While some of Corbyn’s policies may be reminiscent of some proposed by Foot, the fact is that the 2015 leadership frontrunner is not simply a repeat of the latter’s very complex leadership in the early 1980s. And thus, Corbyn himself has affirmed that, although he was “very close and very good friends” with Foot, the “party leader he [admired] most” was actually “the cautious and establishment figure of John Smith”, who he said was “a decent, nice, [and] inclusive leader”.
Syria and the Refugee Crisis
On September 2, Corbyn criticised David Cameron for his “wholly inadequate” response to the unfolding refugee crisis, stressing that the UK was “being shamed by [its] European neighbours”. For him, it was Britain’s “duty under UN law, but also as human beings, to offer a place of safety, and play a role internationally to share our responsibilities, and to try to end the conflict” in Syria. Having “granted asylum to less than 300 Syrian refugees since the start of 2014”, The Independent highlighted, Britain was being embarrassed by Germany, which in 2015 was expected to register “up to 800,000 refugees”.

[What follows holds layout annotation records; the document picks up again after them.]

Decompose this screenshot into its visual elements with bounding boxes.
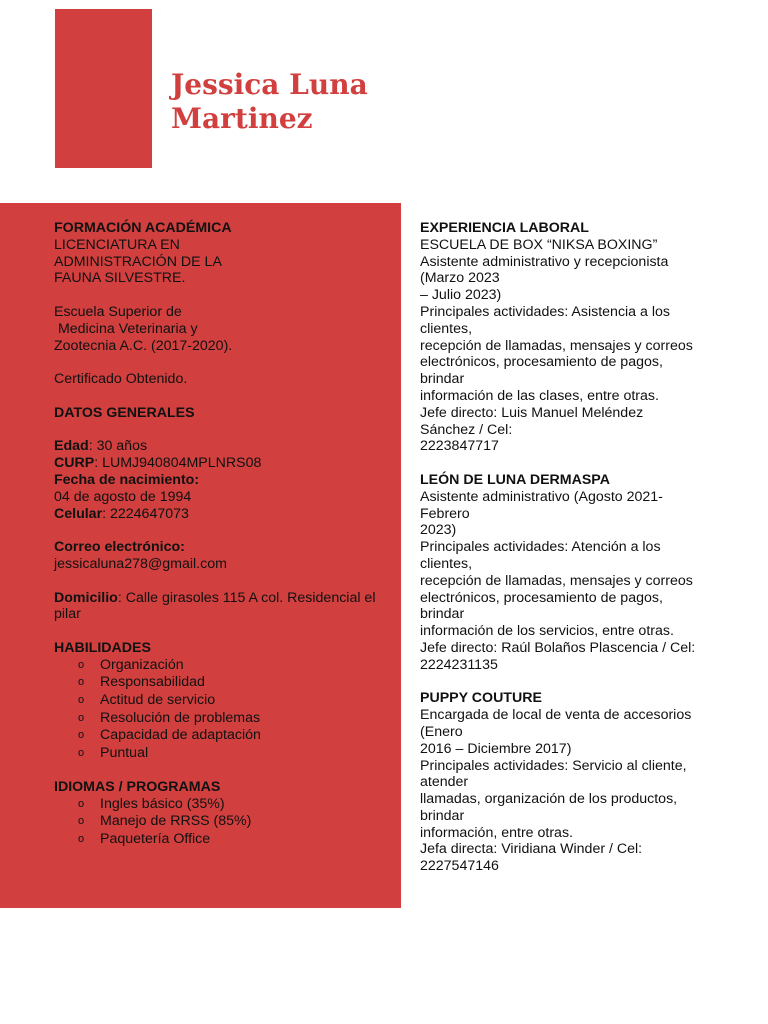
bullet-icon: o	[78, 658, 85, 671]
job-line: Asistente administrativo (Agosto 2021-	[420, 488, 663, 505]
age-value: : 30 años	[88, 438, 148, 455]
bullet-icon: o	[78, 693, 85, 706]
job-line: – Julio 2023)	[420, 287, 502, 304]
birth-value: 04 de agosto de 1994	[54, 488, 192, 505]
job-line: información, entre otras.	[420, 824, 573, 841]
job-line: brindar	[420, 807, 465, 824]
job-line: electrónicos, procesamiento de pagos,	[420, 354, 663, 371]
job-line: Jefe directo: Raúl Bolaños Plascencia / Cel:	[420, 639, 696, 656]
job-company: LEÓN DE LUNA DERMASPA	[420, 471, 610, 488]
phone-field	[54, 506, 399, 523]
address-value: : Calle girasoles 115 A col. Residencial el pilar	[54, 589, 376, 623]
job-company: PUPPY COUTURE	[420, 690, 542, 707]
job-line: información de los servicios, entre otras.	[420, 623, 674, 640]
email-label: Correo electrónico:	[54, 539, 185, 556]
bullet-icon: o	[78, 746, 85, 759]
certificate-text: Certificado Obtenido.	[54, 371, 188, 388]
job-company: ESCUELA DE BOX “NIKSA BOXING”	[420, 236, 658, 253]
list-item: o Organización	[78, 656, 184, 673]
address-field	[54, 590, 399, 624]
job-line: brindar	[420, 606, 465, 623]
job-line: recepción de llamadas, mensajes y correos	[420, 572, 693, 589]
job-entry	[420, 472, 730, 674]
languages-list	[54, 796, 399, 849]
job-line: 2224231135	[420, 656, 498, 673]
left-column	[54, 220, 399, 849]
job-line: (Marzo 2023	[420, 270, 500, 287]
list-item: o Ingles básico (35%)	[78, 795, 225, 812]
job-line: Asistente administrativo y recepcionista	[420, 253, 669, 270]
bullet-icon: o	[78, 676, 85, 689]
list-item: o Capacidad de adaptación	[78, 727, 261, 744]
job-line: Principales actividades: Asistencia a los	[420, 303, 670, 320]
birth-label: Fecha de nacimiento:	[54, 471, 200, 488]
bullet-icon: o	[78, 815, 85, 828]
curp-field	[54, 455, 399, 472]
age-label: Edad	[54, 438, 89, 455]
list-item: o Puntual	[78, 744, 149, 761]
job-line: Sánchez / Cel:	[420, 421, 513, 438]
general-data-title: DATOS GENERALES	[54, 404, 195, 421]
decorative-red-block	[55, 9, 152, 168]
bullet-icon: o	[78, 833, 85, 846]
job-line: Jefa directa: Viridiana Winder / Cel:	[420, 841, 643, 858]
job-line: llamadas, organización de los productos,	[420, 791, 678, 808]
skills-list	[54, 657, 399, 763]
list-item: o Manejo de RRSS (85%)	[78, 813, 252, 830]
general-data-section	[54, 405, 399, 623]
experience-title: EXPERIENCIA LABORAL	[420, 220, 589, 236]
age-field	[54, 438, 399, 455]
job-line: clientes,	[420, 555, 473, 572]
languages-section	[54, 779, 399, 849]
bullet-icon: o	[78, 797, 85, 810]
address-label: Domicilio	[54, 589, 118, 606]
school-line: Zootecnia A.C. (2017-2020).	[54, 337, 233, 354]
job-entry	[420, 690, 730, 875]
job-line: Encargada de local de venta de accesorios	[420, 707, 692, 724]
phone-value: : 2224647073	[102, 505, 189, 522]
right-column	[420, 220, 730, 875]
school-line: Medicina Veterinaria y	[54, 320, 198, 337]
education-section	[54, 220, 399, 388]
job-line: brindar	[420, 371, 465, 388]
languages-title: IDIOMAS / PROGRAMAS	[54, 779, 221, 796]
degree-line: FAUNA SILVESTRE.	[54, 270, 186, 287]
job-line: (Enero	[420, 723, 463, 740]
job-line: Jefe directo: Luis Manuel Meléndez	[420, 404, 644, 421]
bullet-icon: o	[78, 711, 85, 724]
job-line: 2016 – Diciembre 2017)	[420, 740, 572, 757]
name-line-2: Martinez	[171, 102, 313, 135]
job-line: 2223847717	[420, 438, 499, 455]
degree-line: LICENCIATURA EN	[54, 236, 180, 253]
job-line: Principales actividades: Atención a los	[420, 539, 661, 556]
job-line: Febrero	[420, 505, 470, 522]
phone-label: Celular	[54, 505, 103, 522]
degree-line: ADMINISTRACIÓN DE LA	[54, 253, 222, 270]
bullet-icon: o	[78, 729, 85, 742]
curp-label: CURP	[54, 455, 95, 472]
job-line: recepción de llamadas, mensajes y correos	[420, 337, 693, 354]
job-line: 2023)	[420, 522, 457, 539]
name-line-1: Jessica Luna	[171, 68, 368, 101]
job-line: información de las clases, entre otras.	[420, 387, 659, 404]
job-entry	[420, 237, 730, 455]
email-value: jessicaluna278@gmail.com	[54, 555, 227, 572]
skills-section	[54, 640, 399, 762]
education-title: FORMACIÓN ACADÉMICA	[54, 220, 232, 236]
candidate-name	[171, 68, 368, 136]
job-line: Principales actividades: Servicio al cliente,	[420, 757, 687, 774]
curp-value: : LUMJ940804MPLNRS08	[94, 455, 262, 472]
job-line: 2227547146	[420, 858, 499, 875]
skills-title: HABILIDADES	[54, 639, 151, 656]
school-line: Escuela Superior de	[54, 303, 182, 320]
job-line: electrónicos, procesamiento de pagos,	[420, 589, 663, 606]
list-item: o Paquetería Office	[78, 831, 211, 848]
list-item: o Resolución de problemas	[78, 709, 261, 726]
list-item: o Responsabilidad	[78, 674, 205, 691]
job-line: atender	[420, 774, 469, 791]
list-item: o Actitud de servicio	[78, 691, 216, 708]
job-line: clientes,	[420, 320, 473, 337]
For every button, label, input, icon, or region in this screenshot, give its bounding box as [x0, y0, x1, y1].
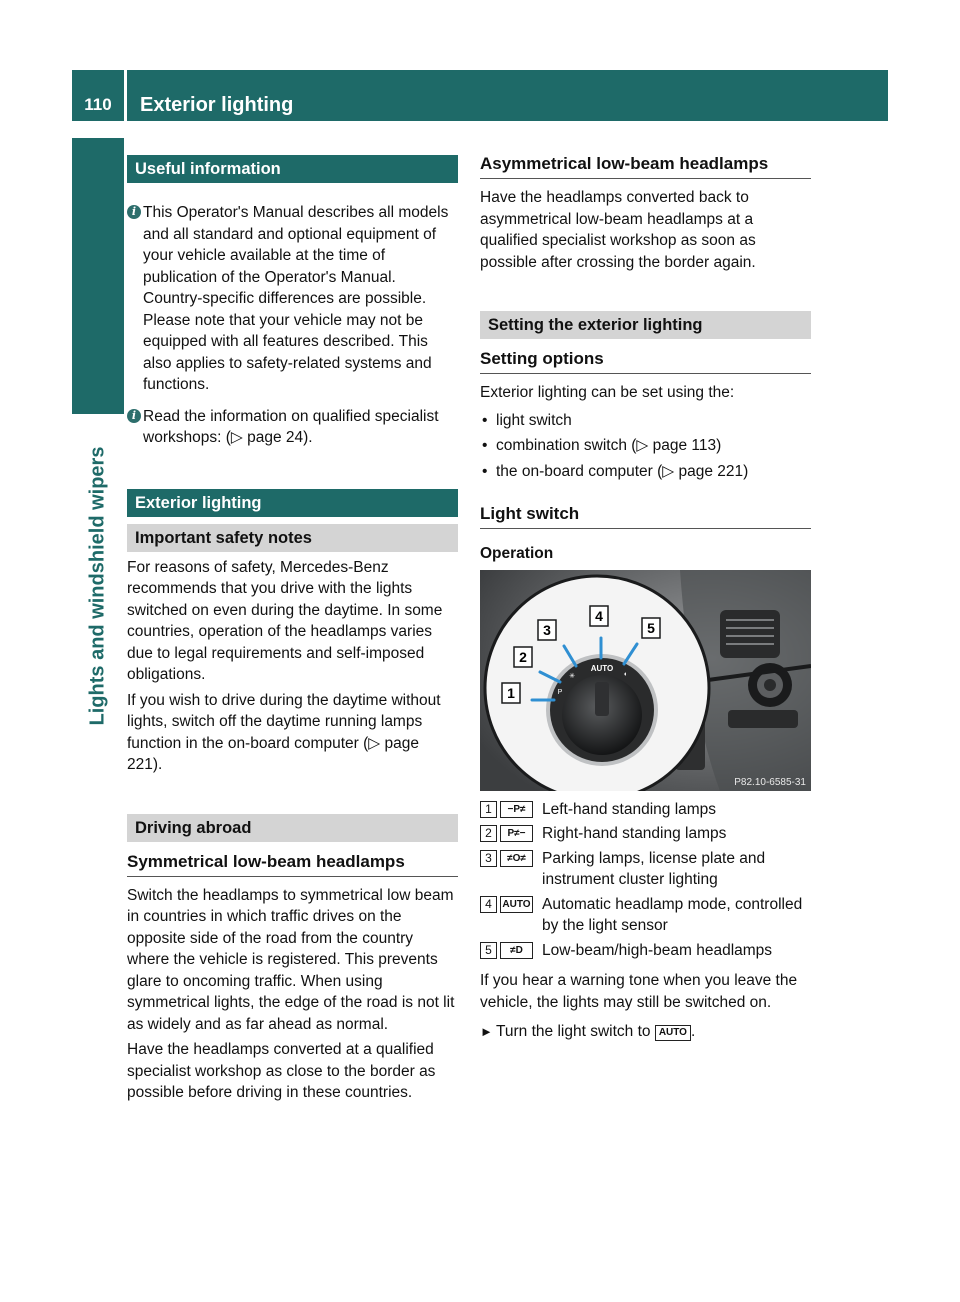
abroad-paragraph-2: Have the headlamps converted at a qualified specialist workshop as close to the border as possible before driving in these countries.: [127, 1041, 436, 1101]
dial-label-2: 2: [519, 648, 527, 665]
setting-intro: Exterior lighting can be set using the:: [480, 384, 735, 401]
exterior-lighting-heading: Exterior lighting: [127, 489, 458, 517]
legend-item: [480, 799, 811, 821]
asymmetrical-heading: Asymmetrical low-beam headlamps: [480, 152, 811, 179]
section-label-text: Lights and windshield wipers: [86, 446, 109, 726]
image-code: P82.10-6585-31: [734, 776, 806, 788]
left-standing-lamp-icon: −P≠: [500, 801, 533, 818]
step-text: Turn the light switch to: [496, 1023, 651, 1040]
dial-label-3: 3: [543, 621, 551, 638]
left-column: [127, 155, 458, 1104]
dial-label-5: 5: [647, 619, 655, 636]
legend-text: Left-hand standing lamps: [542, 800, 717, 818]
auto-headlamp-icon: AUTO: [500, 896, 533, 913]
useful-info-heading: Useful information: [127, 155, 458, 183]
info-note-1-text: This Operator's Manual describes all models and all standard and optional equipment of your vehicle available at the time of publication of the Operator's Manual. Country-specific differences are possible. Please note that your vehicle may not be equipped with all features described. This also applies to safety-related systems and functions.: [143, 204, 449, 393]
section-tab: [72, 138, 124, 414]
info-note-1: [127, 202, 458, 396]
setting-options-heading: Setting options: [480, 347, 811, 374]
legend-text: Low-beam/high-beam headlamps: [542, 941, 773, 959]
auto-icon: AUTO: [655, 1025, 691, 1041]
legend-text: Right-hand standing lamps: [542, 825, 727, 842]
list-item: • light switch: [480, 410, 811, 432]
instruction-step: [480, 1021, 811, 1043]
right-column: [480, 152, 811, 1043]
safety-notes-heading: Important safety notes: [127, 524, 458, 552]
setting-options-list: [480, 410, 811, 483]
legend-item: [480, 848, 811, 891]
list-item: • the on-board computer (▷ page 221): [480, 461, 811, 483]
legend-item: [480, 940, 811, 962]
symmetrical-heading: Symmetrical low-beam headlamps: [127, 850, 458, 877]
safety-paragraph-2: If you wish to drive during the daytime without lights, switch off the daytime running lamps function in the on-board computer (▷ page 221).: [127, 691, 441, 773]
info-icon: i: [127, 409, 141, 423]
legend-item: [480, 823, 811, 845]
legend-number: 2: [480, 825, 497, 842]
info-note-2: [127, 406, 458, 449]
step-arrow-icon: ►: [480, 1024, 493, 1039]
section-label: [72, 420, 124, 752]
asymmetrical-paragraph: Have the headlamps converted back to asymmetrical low-beam headlamps at a qualified specialist workshop as soon as possible after crossing the border again.: [480, 189, 756, 271]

Two days later, the leadership frontrunner criticised the “faux drama” on the “theatrical stage of the House of Commons”, where many MPs thought it was “OK to be as abusive” as possible. And when he stood up in parliament on September 7, he did not seek to offend or attack, but instead to “welcome remarks by the Foreign Secretary” about how, “because of the new relationship with Iran, there was a possibility of a wider political involvement in bringing about some degree of progress, [and] possibly even a solution to the desperate crisis facing Syria”. At this point, he advocated the establishment of “a summit involving all the nations of that region, plus Britain, USA and Russia” in order to reach a settlement to the Syrian Civil War. [At the same time, “Cameron opted for attack” rather than respect, attempting to discredit Corbyn by alleging that he sympathised with Hamas and Hezbollah (while George Osborne and Theresa May engaged in “unstifled laughter”).]